This is fuckin' bizarre to see, gonna be real.
I'm gonna have to point some things out here.
-"Tankie," as a term, came from Great Britain's communist party in the 50's. It's a term created by communists-- not even people who self-describe as socialists, self-identified communists-- to derogatorily refer to those who defended Soviet action against the Czechs where they rolled the tanks in. So keep that in mind, those of you who think that communism, ab initio, implies support for the actions of the Soviet Union. It does not. If it did, the phrase "tankie" wouldn't exist. This happened in the 50's, incidentally. The rejection of the Soviet Union as real communism by communists, and the rejection of Soviet actions on humanitarian grounds, began before Stalin was even in the ground.
-Of course the Soviet Union committed genocide. At least among the socialist community here on ERA (and believe it or not, we do keep a community) that is a widely-held consensus. I was encouraged to drop a friend because he started doing the "just asking questions" routine about whether or not the Holodomor was "really" a genocide-- and I did, because I couldn't get him to change his mind about that.
-Corollary to that-- you know what's really sketchy? In 2014 the official position of the Russian Federation was to start denying that the famine in Ukraine was a genocide. From then on, you'd find a lot more socialist and communist groups online willing to cape for that shit. This may seem to be a bit off topic, but those people describing current day Russia as a soft reboot of the Soviet Union are pulling on a decently big thread. The aforementioned friend from the bullet point above suddenly also started caping for the Assad regime, claiming that he was the "true socialist choice." Which leads me to:
-When those of us who see this kind of shit happening and fight against it get lumped in with people who've started supporting state capitalist propaganda, it's pretty upsetting.
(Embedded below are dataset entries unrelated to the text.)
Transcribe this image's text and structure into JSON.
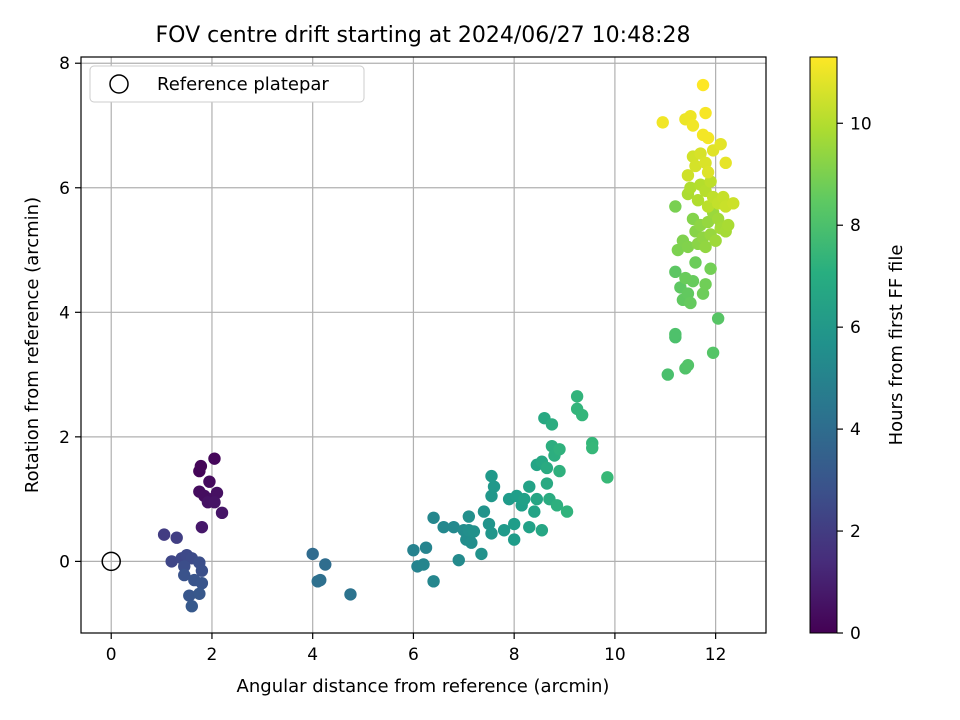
{
  "chart_data": {
    "type": "scatter",
    "title": "FOV centre drift starting at 2024/06/27 10:48:28",
    "xlabel": "Angular distance from reference (arcmin)",
    "ylabel": "Rotation from reference (arcmin)",
    "xlim": [
      -0.6,
      13.0
    ],
    "ylim": [
      -1.15,
      8.1
    ],
    "xticks": [
      0,
      2,
      4,
      6,
      8,
      10,
      12
    ],
    "yticks": [
      0,
      2,
      4,
      6,
      8
    ],
    "grid": true,
    "legend": {
      "position": "top-left",
      "entries": [
        "Reference platepar"
      ]
    },
    "reference_point": {
      "x": 0,
      "y": 0
    },
    "colorbar": {
      "label": "Hours from first FF file",
      "colormap": "viridis",
      "range": [
        0,
        11.3
      ],
      "ticks": [
        0,
        2,
        4,
        6,
        8,
        10
      ]
    },
    "points": [
      {
        "x": 1.75,
        "y": 1.45,
        "t": 0.1
      },
      {
        "x": 1.78,
        "y": 1.53,
        "t": 0.15
      },
      {
        "x": 2.05,
        "y": 1.65,
        "t": 0.2
      },
      {
        "x": 1.95,
        "y": 1.28,
        "t": 0.3
      },
      {
        "x": 1.75,
        "y": 1.12,
        "t": 0.35
      },
      {
        "x": 1.85,
        "y": 1.05,
        "t": 0.4
      },
      {
        "x": 2.0,
        "y": 1.0,
        "t": 0.45
      },
      {
        "x": 2.1,
        "y": 1.1,
        "t": 0.5
      },
      {
        "x": 1.92,
        "y": 0.95,
        "t": 0.55
      },
      {
        "x": 2.05,
        "y": 0.95,
        "t": 0.6
      },
      {
        "x": 2.2,
        "y": 0.78,
        "t": 0.65
      },
      {
        "x": 1.8,
        "y": 0.55,
        "t": 0.75
      },
      {
        "x": 1.05,
        "y": 0.43,
        "t": 2.0
      },
      {
        "x": 1.3,
        "y": 0.38,
        "t": 2.1
      },
      {
        "x": 1.2,
        "y": 0.0,
        "t": 2.4
      },
      {
        "x": 1.4,
        "y": 0.05,
        "t": 2.45
      },
      {
        "x": 1.5,
        "y": 0.1,
        "t": 2.5
      },
      {
        "x": 1.6,
        "y": 0.05,
        "t": 2.6
      },
      {
        "x": 1.45,
        "y": -0.08,
        "t": 2.7
      },
      {
        "x": 1.75,
        "y": -0.02,
        "t": 2.75
      },
      {
        "x": 1.8,
        "y": -0.15,
        "t": 2.8
      },
      {
        "x": 1.45,
        "y": -0.22,
        "t": 2.9
      },
      {
        "x": 1.65,
        "y": -0.3,
        "t": 2.95
      },
      {
        "x": 1.8,
        "y": -0.35,
        "t": 3.0
      },
      {
        "x": 1.55,
        "y": -0.55,
        "t": 3.05
      },
      {
        "x": 1.75,
        "y": -0.52,
        "t": 3.1
      },
      {
        "x": 1.6,
        "y": -0.72,
        "t": 3.15
      },
      {
        "x": 4.0,
        "y": 0.12,
        "t": 3.9
      },
      {
        "x": 4.25,
        "y": -0.05,
        "t": 4.0
      },
      {
        "x": 4.15,
        "y": -0.3,
        "t": 4.1
      },
      {
        "x": 4.1,
        "y": -0.32,
        "t": 4.15
      },
      {
        "x": 4.75,
        "y": -0.53,
        "t": 4.3
      },
      {
        "x": 6.0,
        "y": 0.18,
        "t": 5.0
      },
      {
        "x": 6.08,
        "y": -0.08,
        "t": 5.05
      },
      {
        "x": 6.25,
        "y": 0.22,
        "t": 5.1
      },
      {
        "x": 6.2,
        "y": -0.05,
        "t": 5.15
      },
      {
        "x": 6.4,
        "y": -0.32,
        "t": 5.2
      },
      {
        "x": 6.4,
        "y": 0.7,
        "t": 5.25
      },
      {
        "x": 6.6,
        "y": 0.55,
        "t": 5.3
      },
      {
        "x": 6.8,
        "y": 0.55,
        "t": 5.35
      },
      {
        "x": 6.9,
        "y": 0.02,
        "t": 5.4
      },
      {
        "x": 7.0,
        "y": 0.5,
        "t": 5.45
      },
      {
        "x": 7.05,
        "y": 0.35,
        "t": 5.5
      },
      {
        "x": 7.15,
        "y": 0.3,
        "t": 5.55
      },
      {
        "x": 7.1,
        "y": 0.5,
        "t": 5.6
      },
      {
        "x": 7.1,
        "y": 0.72,
        "t": 5.65
      },
      {
        "x": 7.2,
        "y": 0.48,
        "t": 5.7
      },
      {
        "x": 7.35,
        "y": 0.12,
        "t": 5.75
      },
      {
        "x": 7.4,
        "y": 0.8,
        "t": 5.8
      },
      {
        "x": 7.5,
        "y": 0.6,
        "t": 5.85
      },
      {
        "x": 7.55,
        "y": 0.45,
        "t": 5.9
      },
      {
        "x": 7.55,
        "y": 1.05,
        "t": 5.95
      },
      {
        "x": 7.6,
        "y": 1.2,
        "t": 6.0
      },
      {
        "x": 7.55,
        "y": 1.37,
        "t": 6.05
      },
      {
        "x": 7.8,
        "y": 0.5,
        "t": 6.1
      },
      {
        "x": 7.9,
        "y": 1.0,
        "t": 6.15
      },
      {
        "x": 8.0,
        "y": 0.35,
        "t": 6.2
      },
      {
        "x": 8.0,
        "y": 0.6,
        "t": 6.25
      },
      {
        "x": 8.05,
        "y": 1.05,
        "t": 6.3
      },
      {
        "x": 8.15,
        "y": 0.9,
        "t": 6.35
      },
      {
        "x": 8.2,
        "y": 1.0,
        "t": 6.4
      },
      {
        "x": 8.3,
        "y": 0.55,
        "t": 6.45
      },
      {
        "x": 8.3,
        "y": 1.2,
        "t": 6.5
      },
      {
        "x": 8.4,
        "y": 0.8,
        "t": 6.55
      },
      {
        "x": 8.45,
        "y": 1.55,
        "t": 6.6
      },
      {
        "x": 8.45,
        "y": 1.0,
        "t": 6.65
      },
      {
        "x": 8.55,
        "y": 0.5,
        "t": 6.7
      },
      {
        "x": 8.55,
        "y": 1.6,
        "t": 6.75
      },
      {
        "x": 8.6,
        "y": 2.3,
        "t": 6.8
      },
      {
        "x": 8.65,
        "y": 1.25,
        "t": 6.85
      },
      {
        "x": 8.65,
        "y": 1.5,
        "t": 6.9
      },
      {
        "x": 8.7,
        "y": 1.0,
        "t": 6.95
      },
      {
        "x": 8.75,
        "y": 2.2,
        "t": 7.0
      },
      {
        "x": 8.75,
        "y": 1.85,
        "t": 7.05
      },
      {
        "x": 8.8,
        "y": 1.7,
        "t": 7.1
      },
      {
        "x": 8.85,
        "y": 0.9,
        "t": 7.15
      },
      {
        "x": 8.9,
        "y": 1.45,
        "t": 7.2
      },
      {
        "x": 8.9,
        "y": 1.8,
        "t": 7.25
      },
      {
        "x": 9.05,
        "y": 0.8,
        "t": 7.3
      },
      {
        "x": 9.25,
        "y": 2.65,
        "t": 7.35
      },
      {
        "x": 9.25,
        "y": 2.45,
        "t": 7.4
      },
      {
        "x": 9.35,
        "y": 2.35,
        "t": 7.45
      },
      {
        "x": 9.55,
        "y": 1.9,
        "t": 7.5
      },
      {
        "x": 9.55,
        "y": 1.82,
        "t": 7.55
      },
      {
        "x": 9.85,
        "y": 1.35,
        "t": 7.6
      },
      {
        "x": 11.05,
        "y": 3.0,
        "t": 8.0
      },
      {
        "x": 11.2,
        "y": 3.6,
        "t": 8.05
      },
      {
        "x": 11.2,
        "y": 3.65,
        "t": 8.1
      },
      {
        "x": 11.4,
        "y": 3.1,
        "t": 8.15
      },
      {
        "x": 11.45,
        "y": 3.15,
        "t": 8.2
      },
      {
        "x": 11.95,
        "y": 3.35,
        "t": 8.25
      },
      {
        "x": 12.05,
        "y": 3.9,
        "t": 8.3
      },
      {
        "x": 11.2,
        "y": 4.65,
        "t": 8.4
      },
      {
        "x": 11.3,
        "y": 4.4,
        "t": 8.45
      },
      {
        "x": 11.35,
        "y": 4.2,
        "t": 8.5
      },
      {
        "x": 11.45,
        "y": 4.3,
        "t": 8.55
      },
      {
        "x": 11.5,
        "y": 4.15,
        "t": 8.6
      },
      {
        "x": 11.55,
        "y": 4.5,
        "t": 8.65
      },
      {
        "x": 11.4,
        "y": 4.55,
        "t": 8.7
      },
      {
        "x": 11.6,
        "y": 4.8,
        "t": 8.75
      },
      {
        "x": 11.75,
        "y": 4.3,
        "t": 8.8
      },
      {
        "x": 11.8,
        "y": 4.45,
        "t": 8.85
      },
      {
        "x": 11.9,
        "y": 4.7,
        "t": 8.9
      },
      {
        "x": 11.2,
        "y": 5.7,
        "t": 9.0
      },
      {
        "x": 11.25,
        "y": 5.0,
        "t": 9.05
      },
      {
        "x": 11.35,
        "y": 5.15,
        "t": 9.1
      },
      {
        "x": 11.45,
        "y": 5.05,
        "t": 9.15
      },
      {
        "x": 11.55,
        "y": 5.5,
        "t": 9.2
      },
      {
        "x": 11.6,
        "y": 5.3,
        "t": 9.25
      },
      {
        "x": 11.65,
        "y": 5.1,
        "t": 9.3
      },
      {
        "x": 11.7,
        "y": 5.4,
        "t": 9.35
      },
      {
        "x": 11.75,
        "y": 5.2,
        "t": 9.4
      },
      {
        "x": 11.8,
        "y": 5.05,
        "t": 9.45
      },
      {
        "x": 11.85,
        "y": 5.45,
        "t": 9.5
      },
      {
        "x": 11.9,
        "y": 5.25,
        "t": 9.55
      },
      {
        "x": 11.95,
        "y": 5.6,
        "t": 9.6
      },
      {
        "x": 12.0,
        "y": 5.15,
        "t": 9.65
      },
      {
        "x": 12.05,
        "y": 5.5,
        "t": 9.7
      },
      {
        "x": 12.1,
        "y": 5.35,
        "t": 9.75
      },
      {
        "x": 12.2,
        "y": 5.3,
        "t": 9.8
      },
      {
        "x": 12.25,
        "y": 5.4,
        "t": 9.85
      },
      {
        "x": 11.45,
        "y": 5.9,
        "t": 9.9
      },
      {
        "x": 11.5,
        "y": 6.0,
        "t": 9.95
      },
      {
        "x": 11.65,
        "y": 5.8,
        "t": 10.0
      },
      {
        "x": 11.7,
        "y": 6.05,
        "t": 10.05
      },
      {
        "x": 11.8,
        "y": 5.95,
        "t": 10.1
      },
      {
        "x": 11.85,
        "y": 5.7,
        "t": 10.15
      },
      {
        "x": 11.9,
        "y": 6.1,
        "t": 10.2
      },
      {
        "x": 11.95,
        "y": 5.85,
        "t": 10.25
      },
      {
        "x": 12.05,
        "y": 5.75,
        "t": 10.3
      },
      {
        "x": 12.15,
        "y": 5.85,
        "t": 10.35
      },
      {
        "x": 12.2,
        "y": 5.7,
        "t": 10.4
      },
      {
        "x": 12.35,
        "y": 5.75,
        "t": 10.45
      },
      {
        "x": 11.45,
        "y": 6.2,
        "t": 10.5
      },
      {
        "x": 11.55,
        "y": 6.5,
        "t": 10.55
      },
      {
        "x": 11.6,
        "y": 6.35,
        "t": 10.6
      },
      {
        "x": 11.7,
        "y": 6.55,
        "t": 10.65
      },
      {
        "x": 11.8,
        "y": 6.4,
        "t": 10.7
      },
      {
        "x": 11.85,
        "y": 6.25,
        "t": 10.75
      },
      {
        "x": 11.95,
        "y": 6.6,
        "t": 10.8
      },
      {
        "x": 12.1,
        "y": 6.7,
        "t": 10.85
      },
      {
        "x": 12.2,
        "y": 6.4,
        "t": 10.9
      },
      {
        "x": 11.4,
        "y": 7.1,
        "t": 11.0
      },
      {
        "x": 11.5,
        "y": 7.15,
        "t": 11.05
      },
      {
        "x": 11.55,
        "y": 7.0,
        "t": 11.1
      },
      {
        "x": 11.75,
        "y": 6.85,
        "t": 11.15
      },
      {
        "x": 11.8,
        "y": 7.2,
        "t": 11.2
      },
      {
        "x": 10.95,
        "y": 7.05,
        "t": 11.1
      },
      {
        "x": 11.75,
        "y": 7.65,
        "t": 11.3
      },
      {
        "x": 11.85,
        "y": 6.8,
        "t": 11.15
      }
    ]
  }
}
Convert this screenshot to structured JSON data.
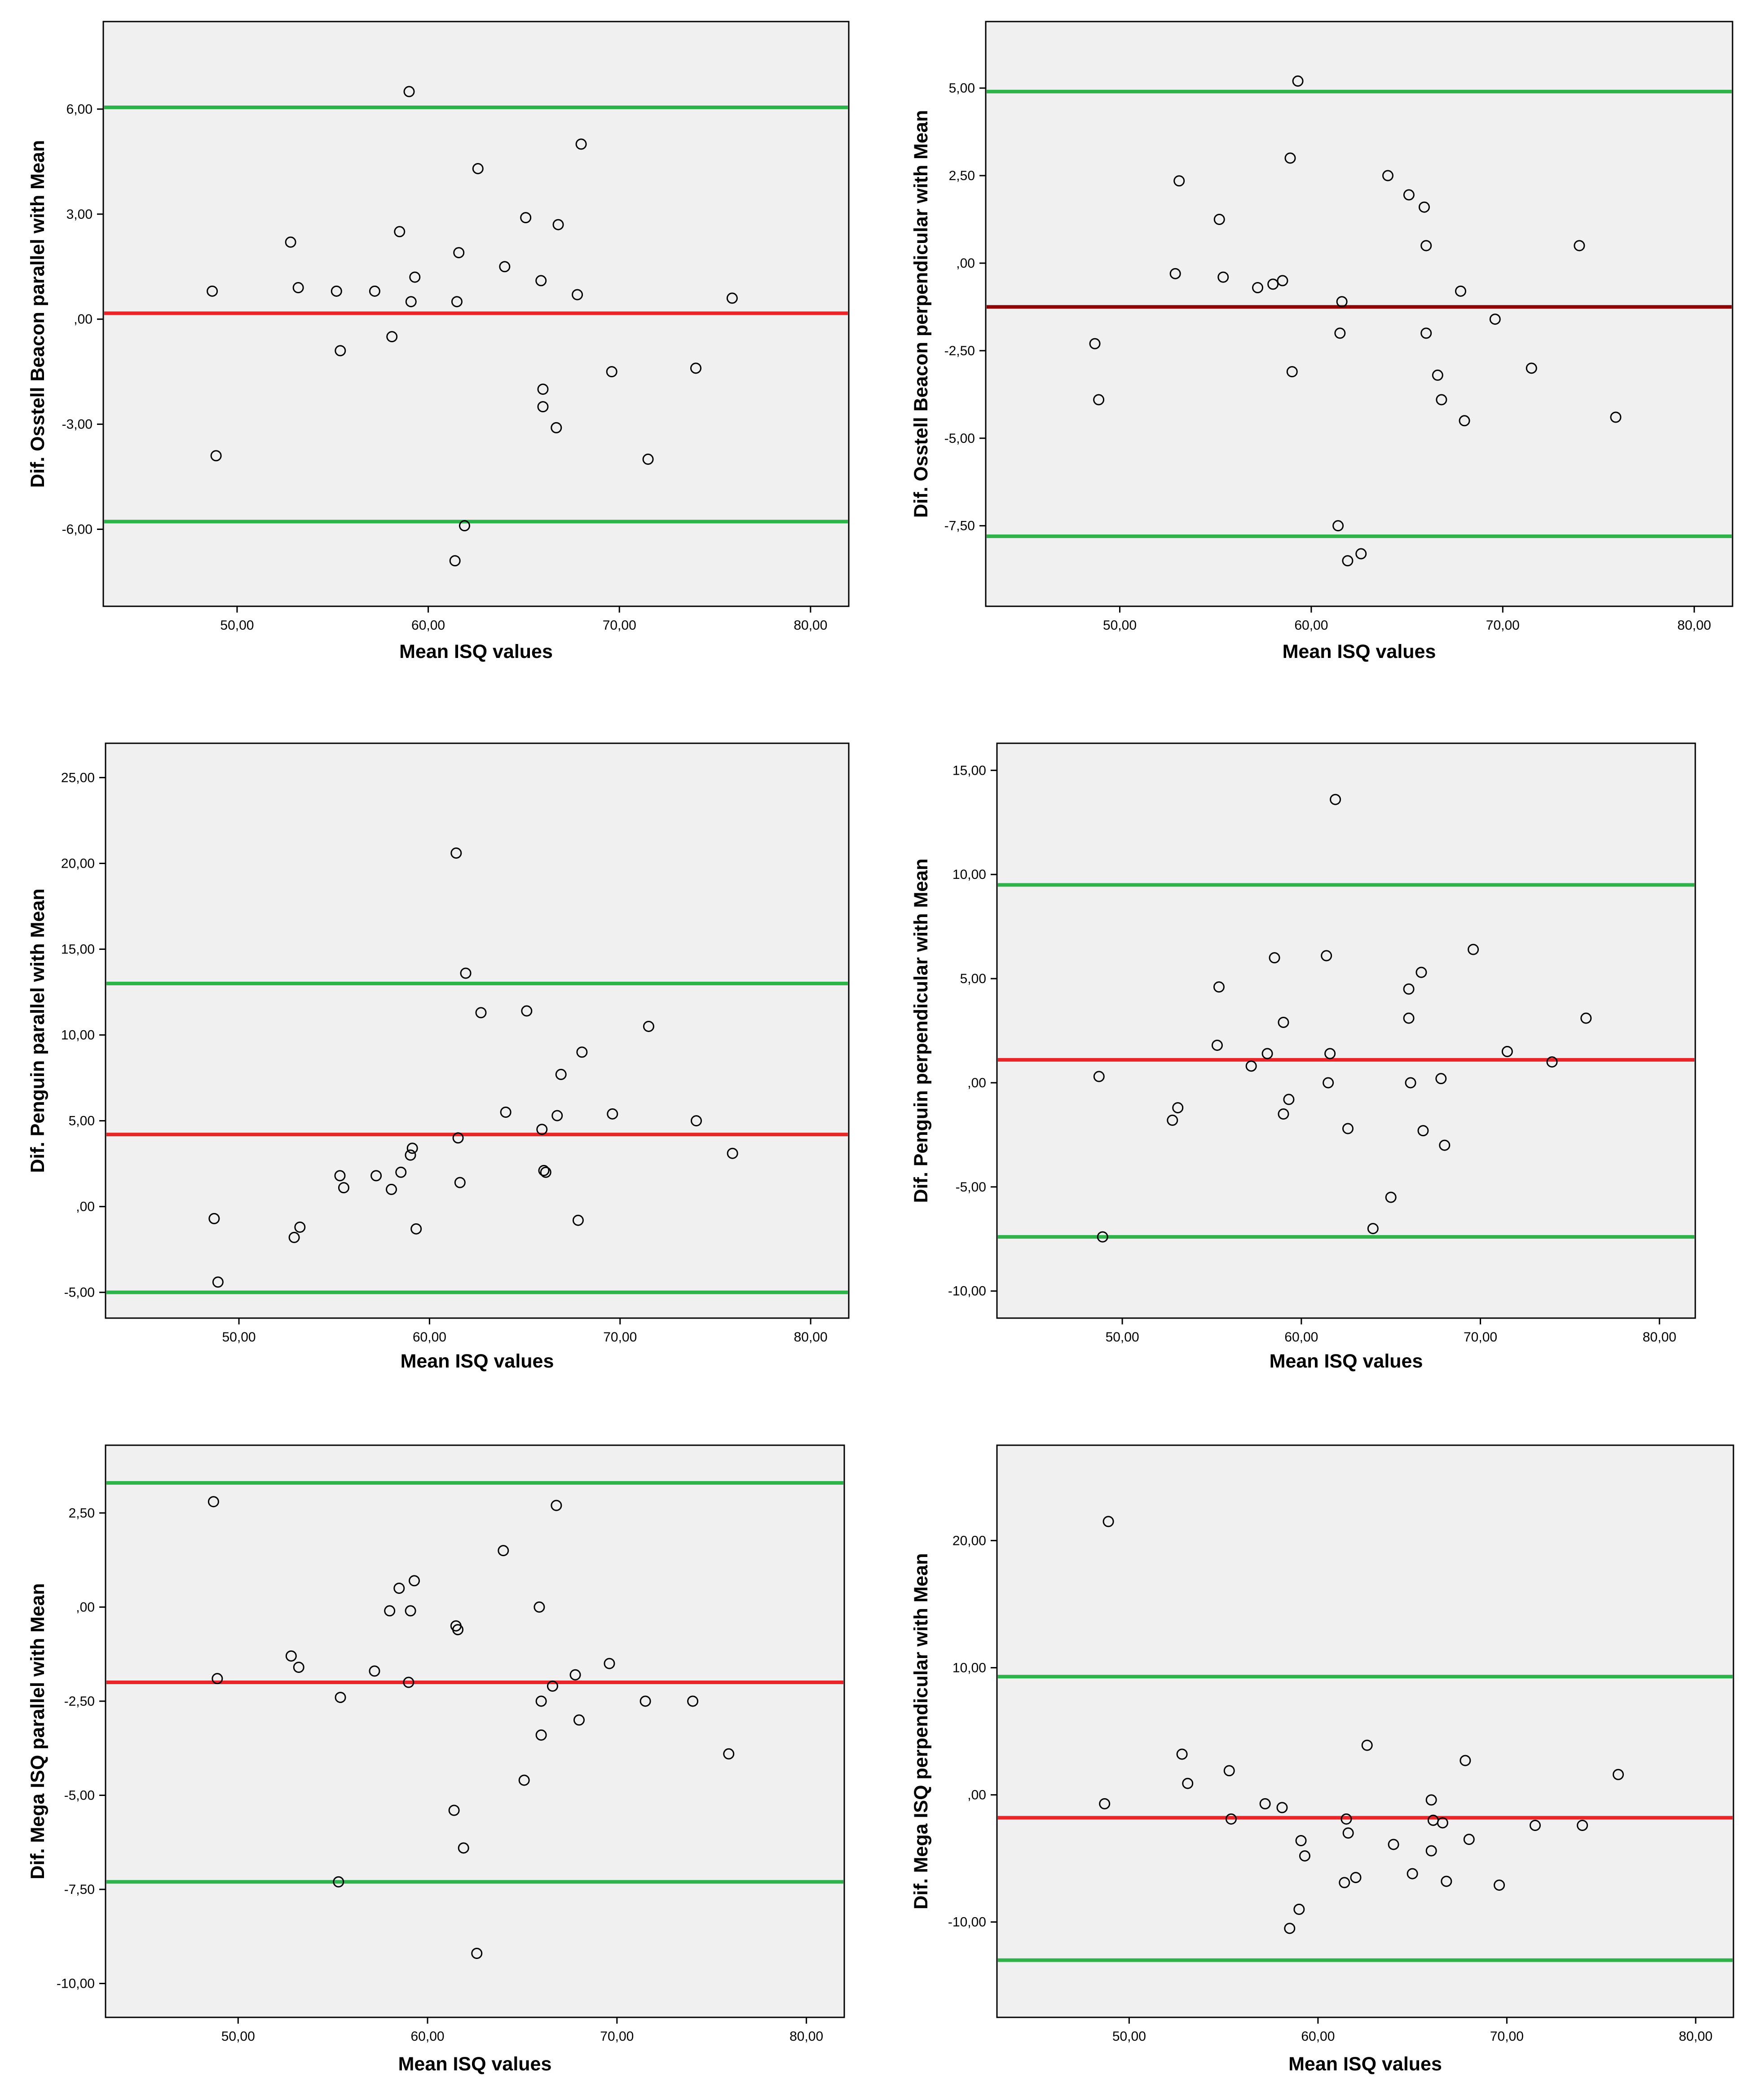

I get it-- and I'd like to think most of us on SocialistERA get it-- it can be frustrating and it can feel like we're caping for horrible regimes when we suggest the actual principles of communism haven't been implemented. But at the center of that argument is the reality that propaganda has been and is always being used to shape the perception of what socialism and communism is by state actors. This is why I take a much more ambivalent position to the hammer and sickle. I don't mind it on a personal level, but it's something of an albatross around our necks in some spots. I can get why Ukranians wouldn't appreciate it. 'S not happy memories and it is, in a very subtle way, being used as a symbol against them. When socialists stick to these symbols it's out of a desire and determination to overcome the imposed definitions of these meanings. Not to go back to failed experiments but to find the untarnished spirit that created these symbols and hearken back to the dreams they carried. Whether that's even possible isn't for me to judge, honestly-- but if I had to explain why I think socialists are so dogshit at branding, it'd be this.
-It's not being ignorant of history to be familiar with the Trail of Tears or the Tuskegee experiments or the coup in Iran or the shit with the Contras or the Atlantic Slave Trade or the fuckin' Iraq War. America's done some fuckin' dirt. If the stars and stripes get to not represent that history then it stands to reason the H&S might be able to shake off its stink too. But like I said, I have no strong impulse for or against believing that's a hill worth dying over.